Ainda conforme os dados do IBGE, Paiva afirma que há forte dependência dos motoristas em relação às plataformas: “97,3% e 84,3%, respectivamente, afirmaram que é o aplicativo que determina o valor a ser recebido por cada tarefa executada; para 87,2% e 85,3%, respectivamente, é o aplicativo que determina os clientes a serem atendidos”.
Em relação ao modelo de transporte, Paiva defende a priorização do transporte coletivo. “Temos que priorizar o transporte coletivo de pessoas, pois é mais seguro, mais barato, mais sustentável, mais amigável a nossa cidade, mais racional e muito mais inclusivo. Essa é a única saída, pois foi dessa maneira que todas as cidades do mundo, resolveram seus graves problemas de trânsito, adotando o modelo de mobilidade coletiva, integrada, sustentável, acessível e inclusiva”, disse.
Trânsito
Segundo o especialista, o Amazonas tem 1.270.716 veículos registrados, sendo 1.009.106 somente em Manaus. Desse total, 935.597 veículos servem ao transporte individual. As motocicletas ultrapassam 408 mil no estado, e 61% estão na Região Metropolitana.
Paiva informa ainda que os dez maiores municípios concentram 86% da frota de motos do estado. De janeiro a maio de 2025, Manaus registrou 102 mortes no trânsito, sendo 47 delas de motociclistas.

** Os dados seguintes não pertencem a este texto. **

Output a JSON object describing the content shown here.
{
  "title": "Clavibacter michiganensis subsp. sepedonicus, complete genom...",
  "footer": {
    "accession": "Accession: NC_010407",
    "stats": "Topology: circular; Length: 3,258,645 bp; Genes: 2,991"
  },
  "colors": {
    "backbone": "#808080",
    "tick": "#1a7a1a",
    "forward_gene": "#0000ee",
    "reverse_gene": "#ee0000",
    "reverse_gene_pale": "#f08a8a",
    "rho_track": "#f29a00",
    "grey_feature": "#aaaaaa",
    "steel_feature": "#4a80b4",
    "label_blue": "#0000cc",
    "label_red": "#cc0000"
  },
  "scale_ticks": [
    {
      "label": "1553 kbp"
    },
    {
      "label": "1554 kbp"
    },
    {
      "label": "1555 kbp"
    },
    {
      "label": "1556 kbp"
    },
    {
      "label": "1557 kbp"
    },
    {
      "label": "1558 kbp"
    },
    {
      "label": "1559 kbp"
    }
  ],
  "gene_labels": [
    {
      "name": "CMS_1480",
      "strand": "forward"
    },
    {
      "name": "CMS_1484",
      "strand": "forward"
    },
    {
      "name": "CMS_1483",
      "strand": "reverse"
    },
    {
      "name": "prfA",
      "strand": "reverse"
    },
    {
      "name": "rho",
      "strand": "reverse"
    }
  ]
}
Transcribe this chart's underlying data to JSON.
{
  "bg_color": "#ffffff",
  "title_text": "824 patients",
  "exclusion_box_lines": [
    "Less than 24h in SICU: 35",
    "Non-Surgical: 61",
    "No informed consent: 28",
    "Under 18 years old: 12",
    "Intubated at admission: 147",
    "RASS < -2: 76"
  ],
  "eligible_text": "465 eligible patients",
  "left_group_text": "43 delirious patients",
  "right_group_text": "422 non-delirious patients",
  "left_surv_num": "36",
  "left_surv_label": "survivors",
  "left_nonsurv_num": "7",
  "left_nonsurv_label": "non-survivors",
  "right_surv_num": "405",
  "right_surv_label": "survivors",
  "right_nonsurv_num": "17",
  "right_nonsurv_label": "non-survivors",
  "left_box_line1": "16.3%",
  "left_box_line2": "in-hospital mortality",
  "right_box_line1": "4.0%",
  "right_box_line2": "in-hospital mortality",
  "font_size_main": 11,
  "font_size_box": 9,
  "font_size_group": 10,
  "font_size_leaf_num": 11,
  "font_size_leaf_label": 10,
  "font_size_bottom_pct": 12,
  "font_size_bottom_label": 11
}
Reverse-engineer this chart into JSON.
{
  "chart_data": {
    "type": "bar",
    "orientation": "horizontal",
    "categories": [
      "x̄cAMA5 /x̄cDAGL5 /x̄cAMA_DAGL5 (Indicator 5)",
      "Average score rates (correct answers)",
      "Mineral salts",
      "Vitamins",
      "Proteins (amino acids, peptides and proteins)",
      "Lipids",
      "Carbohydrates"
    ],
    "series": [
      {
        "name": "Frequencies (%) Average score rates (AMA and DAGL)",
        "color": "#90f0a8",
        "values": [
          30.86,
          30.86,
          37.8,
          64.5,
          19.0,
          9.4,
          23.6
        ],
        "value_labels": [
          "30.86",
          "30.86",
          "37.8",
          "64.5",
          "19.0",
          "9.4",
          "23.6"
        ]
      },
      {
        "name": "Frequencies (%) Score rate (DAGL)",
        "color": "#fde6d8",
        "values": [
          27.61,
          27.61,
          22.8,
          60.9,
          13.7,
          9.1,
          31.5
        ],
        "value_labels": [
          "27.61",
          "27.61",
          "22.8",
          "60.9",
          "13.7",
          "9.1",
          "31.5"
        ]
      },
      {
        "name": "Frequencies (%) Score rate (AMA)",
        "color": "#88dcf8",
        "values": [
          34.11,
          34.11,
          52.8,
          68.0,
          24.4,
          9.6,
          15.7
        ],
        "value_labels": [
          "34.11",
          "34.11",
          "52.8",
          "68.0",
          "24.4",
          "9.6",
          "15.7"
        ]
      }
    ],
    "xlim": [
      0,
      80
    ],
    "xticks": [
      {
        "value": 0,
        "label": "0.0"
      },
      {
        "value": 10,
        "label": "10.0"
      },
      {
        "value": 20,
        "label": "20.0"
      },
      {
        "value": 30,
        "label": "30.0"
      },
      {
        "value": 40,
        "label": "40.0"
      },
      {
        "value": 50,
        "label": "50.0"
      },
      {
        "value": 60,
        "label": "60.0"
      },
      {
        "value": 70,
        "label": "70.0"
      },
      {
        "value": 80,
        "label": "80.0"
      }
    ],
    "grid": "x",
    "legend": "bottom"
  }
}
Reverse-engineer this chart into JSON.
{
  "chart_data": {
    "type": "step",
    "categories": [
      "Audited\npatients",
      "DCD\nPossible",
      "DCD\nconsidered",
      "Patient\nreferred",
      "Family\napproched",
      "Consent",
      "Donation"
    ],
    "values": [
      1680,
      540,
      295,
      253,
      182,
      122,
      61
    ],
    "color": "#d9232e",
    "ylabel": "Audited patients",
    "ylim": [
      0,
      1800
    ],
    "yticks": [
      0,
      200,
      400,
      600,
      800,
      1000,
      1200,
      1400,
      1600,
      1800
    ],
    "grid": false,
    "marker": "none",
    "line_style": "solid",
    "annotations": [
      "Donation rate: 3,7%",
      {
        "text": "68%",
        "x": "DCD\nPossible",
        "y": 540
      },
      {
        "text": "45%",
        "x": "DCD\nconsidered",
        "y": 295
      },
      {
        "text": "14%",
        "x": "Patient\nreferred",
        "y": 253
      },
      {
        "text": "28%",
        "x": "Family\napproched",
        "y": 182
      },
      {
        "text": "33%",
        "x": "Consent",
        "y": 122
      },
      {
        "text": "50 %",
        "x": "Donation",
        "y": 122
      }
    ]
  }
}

Ele reforça que a baixa qualidade do transporte coletivo em Manaus empurra usuários para o transporte individual por aplicativo. “A melhoria na circulação de veículos em nossa cidade passa pela melhoria da qualidade do transporte coletivo urbano, que não tem oferecido nenhum atrativo operacional, financeiro e de serviços, que provoque a volta de mais de 30,0% da população cativa desse modal que abandonou esse serviço a partir da pandemia”, iniciou.
“Hoje essa qualidade não oferece segurança, conforto, credibilidade, confiança, menor tempo de espera, itinerários mais objetivos e menos demorados. O serviço de transporte coletivo urbano, está cada vez menos utilizado por centenas de pessoas que se sujeitam a pagar o equivalente a tarifa pública atual para utilizarem os ‘aplicativos de motociclistas’, mesmo correndo riscos de acidentes e desconforto nas viagens diárias”, finalizou.